第五夜 2
「立て。こいつらに任せておけん。こっからはオレが相手する。もう二度と〝長〟になりたいと思わんようにな!」
言うと同時に飛びかかる。
かろうじて、飛び退く。
目が慣れてきたのか、動きが分かる。ゆきはまた飛び退き、平太の空振りを見届けた。
必死に逃げ回っていると、真の足元に木刀が転がっているのを見つけた。滑り込むようにしてつかみ取ると、ゆきは見よう見まねでかまえた。
「――こい!」
交える木刀の音がこだまするとすぐ、ギリギリと互いの刃がきしむ。押し返され、なぎ払われるのをよけると、再び刃を交えた。
向かってくるこの相手を打ちすえたいという、ドロッとした本能に体が反応しているのが、不思議だった。

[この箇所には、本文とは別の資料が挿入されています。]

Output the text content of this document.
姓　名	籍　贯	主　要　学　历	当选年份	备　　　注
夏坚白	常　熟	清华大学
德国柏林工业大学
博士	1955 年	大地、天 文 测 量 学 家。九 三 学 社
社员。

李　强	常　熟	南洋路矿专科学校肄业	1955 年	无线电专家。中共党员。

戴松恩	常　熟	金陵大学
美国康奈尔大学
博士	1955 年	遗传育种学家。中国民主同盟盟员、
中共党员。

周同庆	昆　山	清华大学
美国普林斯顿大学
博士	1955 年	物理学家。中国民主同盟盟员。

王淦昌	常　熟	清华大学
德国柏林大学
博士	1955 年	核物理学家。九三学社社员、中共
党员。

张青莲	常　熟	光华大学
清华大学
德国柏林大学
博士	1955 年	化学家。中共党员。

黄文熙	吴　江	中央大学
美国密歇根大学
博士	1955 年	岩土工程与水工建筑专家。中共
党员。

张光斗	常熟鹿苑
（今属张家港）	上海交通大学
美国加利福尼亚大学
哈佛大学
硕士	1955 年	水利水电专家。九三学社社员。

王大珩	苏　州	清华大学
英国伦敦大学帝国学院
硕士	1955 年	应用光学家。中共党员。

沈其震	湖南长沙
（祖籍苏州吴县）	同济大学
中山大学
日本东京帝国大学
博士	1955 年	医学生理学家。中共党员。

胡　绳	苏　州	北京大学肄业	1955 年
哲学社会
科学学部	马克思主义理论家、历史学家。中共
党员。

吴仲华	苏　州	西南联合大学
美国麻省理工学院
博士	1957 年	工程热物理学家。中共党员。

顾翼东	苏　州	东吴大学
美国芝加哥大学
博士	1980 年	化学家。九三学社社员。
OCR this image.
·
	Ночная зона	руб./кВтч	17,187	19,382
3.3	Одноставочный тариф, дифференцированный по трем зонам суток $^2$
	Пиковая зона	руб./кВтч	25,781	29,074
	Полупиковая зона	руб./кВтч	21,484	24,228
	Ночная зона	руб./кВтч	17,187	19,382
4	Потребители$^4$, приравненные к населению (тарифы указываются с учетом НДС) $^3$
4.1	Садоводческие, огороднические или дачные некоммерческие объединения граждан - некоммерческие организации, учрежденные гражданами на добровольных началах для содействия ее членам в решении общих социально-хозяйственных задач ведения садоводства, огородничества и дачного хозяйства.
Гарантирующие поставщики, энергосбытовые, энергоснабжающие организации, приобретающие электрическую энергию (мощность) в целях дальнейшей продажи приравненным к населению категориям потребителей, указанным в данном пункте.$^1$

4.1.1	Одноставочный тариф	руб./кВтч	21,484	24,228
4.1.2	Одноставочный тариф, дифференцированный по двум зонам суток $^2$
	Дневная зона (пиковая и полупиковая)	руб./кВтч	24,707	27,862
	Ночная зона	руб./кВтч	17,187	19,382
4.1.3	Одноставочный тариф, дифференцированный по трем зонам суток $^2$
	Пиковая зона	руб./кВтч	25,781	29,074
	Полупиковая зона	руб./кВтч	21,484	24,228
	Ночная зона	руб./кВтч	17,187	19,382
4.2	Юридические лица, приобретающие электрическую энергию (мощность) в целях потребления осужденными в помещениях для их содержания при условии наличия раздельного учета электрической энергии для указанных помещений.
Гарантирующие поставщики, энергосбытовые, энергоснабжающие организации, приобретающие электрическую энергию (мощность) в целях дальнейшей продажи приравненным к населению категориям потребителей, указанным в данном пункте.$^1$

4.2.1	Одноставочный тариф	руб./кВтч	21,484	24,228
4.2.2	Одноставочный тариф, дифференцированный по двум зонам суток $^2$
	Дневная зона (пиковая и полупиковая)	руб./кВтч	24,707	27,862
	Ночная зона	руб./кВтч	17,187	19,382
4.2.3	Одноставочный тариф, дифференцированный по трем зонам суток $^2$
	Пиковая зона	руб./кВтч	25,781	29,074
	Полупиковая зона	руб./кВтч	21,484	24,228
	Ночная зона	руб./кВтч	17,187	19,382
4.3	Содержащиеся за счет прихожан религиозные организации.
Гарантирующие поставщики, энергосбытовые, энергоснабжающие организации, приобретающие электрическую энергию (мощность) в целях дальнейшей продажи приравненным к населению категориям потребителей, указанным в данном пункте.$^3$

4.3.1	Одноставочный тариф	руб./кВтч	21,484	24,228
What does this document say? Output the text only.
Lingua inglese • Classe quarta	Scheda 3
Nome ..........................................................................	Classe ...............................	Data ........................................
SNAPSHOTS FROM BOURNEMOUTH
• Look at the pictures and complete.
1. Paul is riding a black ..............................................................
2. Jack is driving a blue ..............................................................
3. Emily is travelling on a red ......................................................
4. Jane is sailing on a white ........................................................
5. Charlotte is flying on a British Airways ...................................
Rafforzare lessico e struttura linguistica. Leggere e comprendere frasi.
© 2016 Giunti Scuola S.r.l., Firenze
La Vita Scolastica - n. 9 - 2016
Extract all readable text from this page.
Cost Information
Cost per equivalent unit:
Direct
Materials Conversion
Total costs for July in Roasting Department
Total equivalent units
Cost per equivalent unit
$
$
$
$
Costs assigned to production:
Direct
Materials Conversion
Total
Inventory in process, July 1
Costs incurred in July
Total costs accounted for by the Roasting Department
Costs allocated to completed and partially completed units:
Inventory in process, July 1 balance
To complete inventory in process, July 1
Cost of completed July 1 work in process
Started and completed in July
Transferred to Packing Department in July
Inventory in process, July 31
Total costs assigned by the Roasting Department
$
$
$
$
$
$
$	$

何度打ち合っただろう。お互い距離を取り、肩で息をしていた。
伝う汗。
痛む体。
切れた口元を気にしながら、それでもゆきは、平太から目を離さず、ニヤッ、と笑みさえ浮かべる。――こんなに心が集中するのは、初めてだった。
すると、平太が青白い炎に包まれ、
「――
急に膝から崩れ落ちた。
地が揺らぐ。
森が回る。
回る木々が「お前は誰だ」と叫び、あちらこちらから襲いかかる。
がくがくと地面にしゃがみ込み、頭を抱えたゆきは、こみ上げてくるとゴホッと何かを吐きだした。
「平太! 仲間同士での能力の発動は御法度でしょ!」
「かまうか! こいつは仲間ちゃう!」
平太の怒鳴り声と共に、森はさらに回転を速める。
その時、遠くから真を呼ぶ声が聞こえた。気がそれたのか、森の回転が止んだ。声は近づき、あっという間に山を駆け上がる。手にしているヒラヒラしたものに、スン、と鼻を鳴らすと、真は眉をしかめた。
「大変や! コレ見てくれ!」
駆け上がってきた男が、一枚の写真を差し出した。そこ写っていたのは、小さな女の子がいすに縛りつけられ、ぐったりとしている姿だった。
「かんな!」
写真は地蔵の祠のそばに、気を失ったかんなの母親とともに置かれていたという。
「裏に何か書いてある」
写真を裏返すと地図が描かれていた。それは京都市内の廃校跡を示しており、そばには「真名井ゆき一人で来い」と記されていた。